O modal rodoviário é o transporte realizado por veículos automotores (caminhões, carretas e furgões) através de estradas e rodovias. No Comércio Exterior brasileiro, este modal desempenha um papel duplo: é o principal meio de integração regional com os países vizinhos do Mercosul (como Argentina, Uruguai e Paraguai) e é o elo indispensável de alimentação (pre-carriage e on-carriage) para os modais marítimo e aéreo.
Sua grande vantagem reside na flexibilidade e na capacidade de realizar o serviço “porta a porta” (Door-to-Door), conectando a fábrica diretamente ao armazém do comprador.
1. Principais Características do Transporte Rodoviário
O transporte por rodovia é preferido para distâncias curtas e médias devido a fatores operacionais específicos:
- Acessibilidade: É o único modal capaz de chegar a praticamente qualquer ponto geográfico que possua acesso por estrada, sem depender de terminais fixos como portos ou aeroportos.
- Flexibilidade de Carga: Permite o transporte de diversos tipos de mercadorias, desde pequenas encomendas (em veículos leves) até cargas pesadas ou excedentes (em carretas especiais).
- Simplicidade na Contratação: Possui uma burocracia menos densa para embarques imediatos quando comparado ao modal marítimo.
- Manuseio Reduzido: Por permitir a coleta e a entrega direta, a carga sofre menos transbordos, o que diminui o risco de avarias em determinadas operações.
2. Veículos e Equipamentos Comuns
A escolha do veículo depende do peso e do volume da carga:
- Truck e Bitruck: Caminhões rígidos para cargas médias.
- Carretas (Sider ou Baú): Ideais para cargas paletizadas, protegendo contra intempéries.
- Porta-Container: Chassi específico para o transporte de unidades marítimas de 20′ ou 40′.
- Pranchas: Para cargas projeto ou maquinários pesados.
3. Documentação no Transporte Internacional Rodoviário
Diferente do transporte doméstico, a travessia de fronteiras exige documentos específicos:
- CRT (Conhecimento de Transporte Rodoviário): O documento internacional que ampara a carga.
- MIC/DTA (Manifesto Internacional de Carga): Documento utilizado para o trânsito aduaneiro entre países do Mercosul, permitindo que a carga viaje lacrada entre as aduanas.
4. O Inglês Técnico e o “Road Freight Operations”
No cenário internacional, gerenciar o modal rodoviário exige o domínio do inglês técnico para coordenar o “Last-mile delivery” e compreender as taxas de “Drayage” (transporte terrestre de curta distância entre portos e armazéns).

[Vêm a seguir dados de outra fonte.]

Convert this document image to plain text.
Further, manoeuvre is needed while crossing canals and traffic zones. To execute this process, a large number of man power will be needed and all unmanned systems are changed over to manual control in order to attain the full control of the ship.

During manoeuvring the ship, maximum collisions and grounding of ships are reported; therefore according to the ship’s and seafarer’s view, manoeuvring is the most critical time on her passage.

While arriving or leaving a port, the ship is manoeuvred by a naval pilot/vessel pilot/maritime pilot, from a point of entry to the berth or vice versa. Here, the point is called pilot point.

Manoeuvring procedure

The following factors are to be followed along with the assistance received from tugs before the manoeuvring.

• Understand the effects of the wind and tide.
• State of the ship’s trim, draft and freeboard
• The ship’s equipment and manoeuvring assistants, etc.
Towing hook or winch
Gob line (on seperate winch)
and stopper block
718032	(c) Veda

Sem a fluência técnica, o profissional não consegue negociar “Demurrage fees” de caminhões em portos ou instruir motoristas estrangeiros sobre “Cargo securing” (amarração de carga). A fluência técnica é o que garante que o fluxo terrestre da sua exportação não sofra gargalos em fronteiras internacionais.
Termos como “Flatbed trailer”, “Curtain sider”, “Groupage road freight”, “Border crossing” e “Haulage costs” são a base desta rotina. Consequentemente, o profissional que fala a língua técnica consegue integrar o transporte rodoviário com as etapas marítimas e aéreas de forma impecável. Portanto, a fluência técnica é o motor que mantém a agilidade da sua logística no mercado mundial.